Feb 12 2010
Developers, Know your Audience(s)

As developers we need to be acutely aware of our end user’s needs. We collaborate with them on system and interface design, we demonstrate progress at frequent and consistent intervals, and we proactively gather their feedback and incorporate it into the final solution. The end result of our efforts, working software, is continually on display to these users and like a Pavlovian dog, we desperately seek their approval of it. This is a very good thing; the most successful products typically spend significant dollars on user research to determine if the final product will delight their customers. When developing software though, the end users are only half of the target customer that developers should be concerned with.
The people who tend to look at our source code most often are not the end users; they rarely if ever see the kung fu we wield within our editor. The audience we need to be concerned with is the group of poor schmucks who have to triage our defects at 3am when the billing system goes down. It is the new guy who was indoctrinated into the group by being tasked to replace all of our table-based layouts with a CSS based approach. Your audience as a developer is the person sitting beside you who one day will have to change your code even though they have no context to know what you were initially thinking when building it. This is the audience we as developers need to cater to and we are horribly averse at gathering feedback from this key group.
I’m obviously speaking generally here, but why are we as developers so averse to showing off our source code? Embarrassment, bruised egos, laziness, and a perceived lack of value are viable and accurate reasons why developers resist gathering the same amount of feedback on source as they do on software. None of these reasons however, can outweigh the dramatic drop in efficiency that comes with producing a complex code base that is difficult to read and maintain. Roger Pressman notes in the book Software Engineering: A Practitioner’s Approach that 80% of software costs occur in the maintenance phase. If the vast majority of our effort will not be in creating the initial solution, but maintaining it, how can we be successful without some level of feedback from our peers on the quality of our source code?

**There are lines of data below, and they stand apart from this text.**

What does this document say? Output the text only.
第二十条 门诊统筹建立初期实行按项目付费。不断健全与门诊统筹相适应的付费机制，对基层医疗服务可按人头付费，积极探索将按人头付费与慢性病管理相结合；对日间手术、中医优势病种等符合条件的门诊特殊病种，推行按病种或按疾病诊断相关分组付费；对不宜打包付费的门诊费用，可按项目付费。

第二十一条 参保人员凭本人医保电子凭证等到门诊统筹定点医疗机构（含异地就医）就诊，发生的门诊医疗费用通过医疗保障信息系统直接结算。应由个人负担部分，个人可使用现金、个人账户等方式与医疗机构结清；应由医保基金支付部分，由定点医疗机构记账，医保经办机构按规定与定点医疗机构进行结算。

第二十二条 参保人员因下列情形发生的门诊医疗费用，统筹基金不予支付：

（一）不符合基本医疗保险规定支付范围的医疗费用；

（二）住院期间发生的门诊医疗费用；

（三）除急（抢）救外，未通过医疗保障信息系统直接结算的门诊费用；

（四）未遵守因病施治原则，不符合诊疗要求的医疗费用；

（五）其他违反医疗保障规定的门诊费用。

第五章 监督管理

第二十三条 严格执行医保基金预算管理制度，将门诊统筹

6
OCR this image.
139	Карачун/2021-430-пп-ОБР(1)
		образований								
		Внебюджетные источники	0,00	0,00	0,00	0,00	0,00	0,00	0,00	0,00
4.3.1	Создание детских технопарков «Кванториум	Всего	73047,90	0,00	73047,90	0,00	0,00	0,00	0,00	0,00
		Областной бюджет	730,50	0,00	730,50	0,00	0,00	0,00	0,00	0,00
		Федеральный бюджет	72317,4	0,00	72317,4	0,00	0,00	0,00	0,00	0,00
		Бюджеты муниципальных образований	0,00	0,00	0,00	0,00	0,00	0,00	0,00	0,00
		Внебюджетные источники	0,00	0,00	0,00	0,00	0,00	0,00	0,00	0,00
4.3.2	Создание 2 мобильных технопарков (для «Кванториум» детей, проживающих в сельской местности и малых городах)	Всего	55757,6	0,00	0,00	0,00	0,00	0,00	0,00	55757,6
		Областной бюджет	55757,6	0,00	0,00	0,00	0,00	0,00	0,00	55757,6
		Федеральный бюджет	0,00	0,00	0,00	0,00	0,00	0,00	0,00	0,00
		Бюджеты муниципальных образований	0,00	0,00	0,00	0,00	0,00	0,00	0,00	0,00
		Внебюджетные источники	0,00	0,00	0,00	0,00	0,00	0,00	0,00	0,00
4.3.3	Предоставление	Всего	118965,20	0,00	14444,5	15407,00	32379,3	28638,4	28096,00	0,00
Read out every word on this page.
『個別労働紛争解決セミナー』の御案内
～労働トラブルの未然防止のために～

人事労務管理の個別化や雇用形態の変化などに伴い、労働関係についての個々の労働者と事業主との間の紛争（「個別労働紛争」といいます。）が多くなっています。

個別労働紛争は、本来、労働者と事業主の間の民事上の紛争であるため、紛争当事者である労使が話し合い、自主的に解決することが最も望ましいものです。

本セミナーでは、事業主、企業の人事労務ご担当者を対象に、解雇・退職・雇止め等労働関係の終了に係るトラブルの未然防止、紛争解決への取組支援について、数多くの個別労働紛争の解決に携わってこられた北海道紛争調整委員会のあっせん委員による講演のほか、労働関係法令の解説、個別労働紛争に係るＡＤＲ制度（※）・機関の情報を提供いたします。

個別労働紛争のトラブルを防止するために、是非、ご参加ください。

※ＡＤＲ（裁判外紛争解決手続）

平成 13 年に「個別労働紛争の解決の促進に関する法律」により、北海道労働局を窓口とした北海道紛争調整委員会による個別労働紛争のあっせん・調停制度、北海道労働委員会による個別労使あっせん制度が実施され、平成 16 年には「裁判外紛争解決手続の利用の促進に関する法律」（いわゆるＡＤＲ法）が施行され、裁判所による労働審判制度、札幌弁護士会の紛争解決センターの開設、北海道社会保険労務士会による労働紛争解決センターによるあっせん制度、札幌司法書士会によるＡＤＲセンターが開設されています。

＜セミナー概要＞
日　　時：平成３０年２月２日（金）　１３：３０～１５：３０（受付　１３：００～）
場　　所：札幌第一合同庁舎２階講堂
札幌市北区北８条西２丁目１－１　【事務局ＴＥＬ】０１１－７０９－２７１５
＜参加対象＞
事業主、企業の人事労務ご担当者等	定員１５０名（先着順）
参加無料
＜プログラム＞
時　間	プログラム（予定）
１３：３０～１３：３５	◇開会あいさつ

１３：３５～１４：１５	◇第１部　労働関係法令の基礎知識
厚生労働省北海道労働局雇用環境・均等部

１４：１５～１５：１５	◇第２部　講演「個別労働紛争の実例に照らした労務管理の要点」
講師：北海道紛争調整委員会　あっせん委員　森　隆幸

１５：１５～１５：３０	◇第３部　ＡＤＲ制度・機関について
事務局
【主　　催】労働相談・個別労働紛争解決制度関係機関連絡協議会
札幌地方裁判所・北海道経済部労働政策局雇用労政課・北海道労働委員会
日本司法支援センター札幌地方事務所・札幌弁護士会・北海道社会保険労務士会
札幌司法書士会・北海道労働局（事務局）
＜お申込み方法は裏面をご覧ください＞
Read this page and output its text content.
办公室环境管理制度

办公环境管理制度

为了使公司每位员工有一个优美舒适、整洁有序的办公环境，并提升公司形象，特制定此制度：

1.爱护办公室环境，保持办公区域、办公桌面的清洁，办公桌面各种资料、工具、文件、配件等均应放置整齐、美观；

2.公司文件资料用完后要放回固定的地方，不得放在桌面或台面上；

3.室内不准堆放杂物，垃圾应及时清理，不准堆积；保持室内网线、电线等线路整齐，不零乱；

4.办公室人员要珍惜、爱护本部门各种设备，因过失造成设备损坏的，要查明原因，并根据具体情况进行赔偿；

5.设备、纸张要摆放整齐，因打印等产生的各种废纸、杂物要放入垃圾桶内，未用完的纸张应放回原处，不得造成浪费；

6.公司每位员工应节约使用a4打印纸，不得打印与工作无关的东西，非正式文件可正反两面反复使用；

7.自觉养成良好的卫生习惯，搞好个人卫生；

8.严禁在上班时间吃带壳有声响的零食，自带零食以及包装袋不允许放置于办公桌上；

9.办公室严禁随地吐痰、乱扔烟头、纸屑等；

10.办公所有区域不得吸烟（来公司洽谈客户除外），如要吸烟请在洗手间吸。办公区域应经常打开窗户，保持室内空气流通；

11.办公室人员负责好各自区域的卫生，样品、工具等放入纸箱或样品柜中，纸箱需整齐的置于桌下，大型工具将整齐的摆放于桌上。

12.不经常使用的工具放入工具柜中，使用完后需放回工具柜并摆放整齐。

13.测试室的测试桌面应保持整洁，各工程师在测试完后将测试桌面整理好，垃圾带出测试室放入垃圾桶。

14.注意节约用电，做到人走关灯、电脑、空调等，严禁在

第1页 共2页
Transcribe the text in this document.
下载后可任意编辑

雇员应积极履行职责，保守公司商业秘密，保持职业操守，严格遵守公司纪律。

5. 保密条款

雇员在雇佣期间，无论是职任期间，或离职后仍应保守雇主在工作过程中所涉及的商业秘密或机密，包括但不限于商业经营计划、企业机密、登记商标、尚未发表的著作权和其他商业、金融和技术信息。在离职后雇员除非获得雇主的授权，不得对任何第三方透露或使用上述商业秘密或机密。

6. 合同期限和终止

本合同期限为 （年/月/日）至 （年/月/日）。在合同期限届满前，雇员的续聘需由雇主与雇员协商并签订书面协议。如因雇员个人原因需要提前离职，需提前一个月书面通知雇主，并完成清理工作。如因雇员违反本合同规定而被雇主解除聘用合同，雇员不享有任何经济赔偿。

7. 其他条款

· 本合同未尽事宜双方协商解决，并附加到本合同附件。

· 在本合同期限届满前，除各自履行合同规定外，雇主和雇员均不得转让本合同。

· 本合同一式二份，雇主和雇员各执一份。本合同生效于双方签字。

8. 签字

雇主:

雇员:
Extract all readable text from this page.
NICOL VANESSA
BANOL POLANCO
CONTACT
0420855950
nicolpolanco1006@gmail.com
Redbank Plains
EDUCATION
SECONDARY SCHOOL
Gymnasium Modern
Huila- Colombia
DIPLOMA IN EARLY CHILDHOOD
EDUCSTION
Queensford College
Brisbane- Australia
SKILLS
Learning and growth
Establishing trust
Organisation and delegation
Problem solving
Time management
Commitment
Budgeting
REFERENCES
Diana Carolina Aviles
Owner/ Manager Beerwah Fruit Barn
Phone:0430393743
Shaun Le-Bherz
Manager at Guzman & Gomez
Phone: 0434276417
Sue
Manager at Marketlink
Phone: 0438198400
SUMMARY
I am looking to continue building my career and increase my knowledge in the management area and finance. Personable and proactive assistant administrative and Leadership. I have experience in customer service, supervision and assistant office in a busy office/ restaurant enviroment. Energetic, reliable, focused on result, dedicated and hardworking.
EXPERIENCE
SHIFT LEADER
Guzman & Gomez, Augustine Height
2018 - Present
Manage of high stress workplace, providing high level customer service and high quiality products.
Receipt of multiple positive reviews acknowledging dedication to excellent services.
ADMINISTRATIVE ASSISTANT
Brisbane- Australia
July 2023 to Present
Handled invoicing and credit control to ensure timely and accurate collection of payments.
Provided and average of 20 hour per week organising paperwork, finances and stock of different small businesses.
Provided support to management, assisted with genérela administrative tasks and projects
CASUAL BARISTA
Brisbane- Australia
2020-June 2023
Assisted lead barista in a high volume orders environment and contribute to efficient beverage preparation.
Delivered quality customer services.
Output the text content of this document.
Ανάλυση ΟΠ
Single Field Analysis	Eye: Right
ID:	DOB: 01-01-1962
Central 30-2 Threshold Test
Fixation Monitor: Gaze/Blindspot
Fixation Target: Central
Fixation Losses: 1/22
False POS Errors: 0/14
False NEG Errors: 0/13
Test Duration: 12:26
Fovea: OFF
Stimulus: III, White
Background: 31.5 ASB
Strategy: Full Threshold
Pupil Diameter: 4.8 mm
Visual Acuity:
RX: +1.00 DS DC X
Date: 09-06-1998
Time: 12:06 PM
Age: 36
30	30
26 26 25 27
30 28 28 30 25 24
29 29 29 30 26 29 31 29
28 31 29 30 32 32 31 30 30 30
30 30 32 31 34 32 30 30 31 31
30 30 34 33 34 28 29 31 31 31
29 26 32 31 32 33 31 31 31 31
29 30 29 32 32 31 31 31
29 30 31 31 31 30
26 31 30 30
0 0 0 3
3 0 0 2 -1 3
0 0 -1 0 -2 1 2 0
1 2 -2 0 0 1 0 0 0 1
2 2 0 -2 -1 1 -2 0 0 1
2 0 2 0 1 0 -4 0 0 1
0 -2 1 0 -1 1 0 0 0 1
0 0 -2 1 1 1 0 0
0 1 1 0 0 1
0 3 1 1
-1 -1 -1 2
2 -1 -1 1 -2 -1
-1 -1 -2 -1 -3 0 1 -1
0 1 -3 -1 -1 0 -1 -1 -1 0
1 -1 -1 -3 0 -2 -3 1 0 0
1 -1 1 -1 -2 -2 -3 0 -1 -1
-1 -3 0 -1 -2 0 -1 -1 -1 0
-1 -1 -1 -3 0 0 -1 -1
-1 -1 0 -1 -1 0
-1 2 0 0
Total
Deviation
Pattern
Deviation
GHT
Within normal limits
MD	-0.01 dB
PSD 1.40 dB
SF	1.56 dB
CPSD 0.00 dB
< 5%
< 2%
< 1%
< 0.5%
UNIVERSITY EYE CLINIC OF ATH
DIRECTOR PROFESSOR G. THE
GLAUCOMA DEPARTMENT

The short of it is, you cannot be successful in this model. Organizations have spent countless iterations creating new solutions, watching them rapidly degrade into systems that cannot be enhanced, and then re-creating a mirror replacement system with new frameworks and languages that are just as apt to be termed legacy as their predecessor. Legacy systems can be built in any language or tool (some more than others, no doubt), it is the responsibility of developers to solicit feedback from their peers to ensure the end product is readily evolved.
If developers can put their egos aside, a number of tools and techniques are at their disposal. Pair programming provides continuous feedback from a member of the target audience. Initially popularized as a quality measure, pairing also gives developers another perspective into the relative complexity and readability of the solution. Code reviews are sometimes deemed unnecessary when pairing is in place, but these two are not exclusive practices. When pairing, developers will communicate and collaborate to progress from a blank slate to a final solution. In other words, both members share a good portion of the context within which they are working. The poor schmuck at 3am talked about earlier does not typically have this context. Code reviews can mimic this blind immersion into a solution and often provide further valuable insight into how quickly others will understand the source.
While legacy source code can be produced in any language or framework, there is no doubt that many languages value essence over ceremony more than others. Ruby has gained significant popularity for this reason and the number of DSLs building on top of this language are expanding it’s presence into testing, building, and integrating within other languages like Java and C#. Even if you cannot leverage Ruby or a higher essence language like it, you can probably still find fluent interfaces, leverage better variable naming, and pick up on many other tools to ensure that the poor souls following in your footsteps have at least a fighting chance. Regardless of the tools used, be sure to get your code in front of other developers and get feedback. Without consistent, unabashed input on how well your source code is understood by your developer audience, you’ll never be able to say that your solution is truly meeting the needs of it’s users.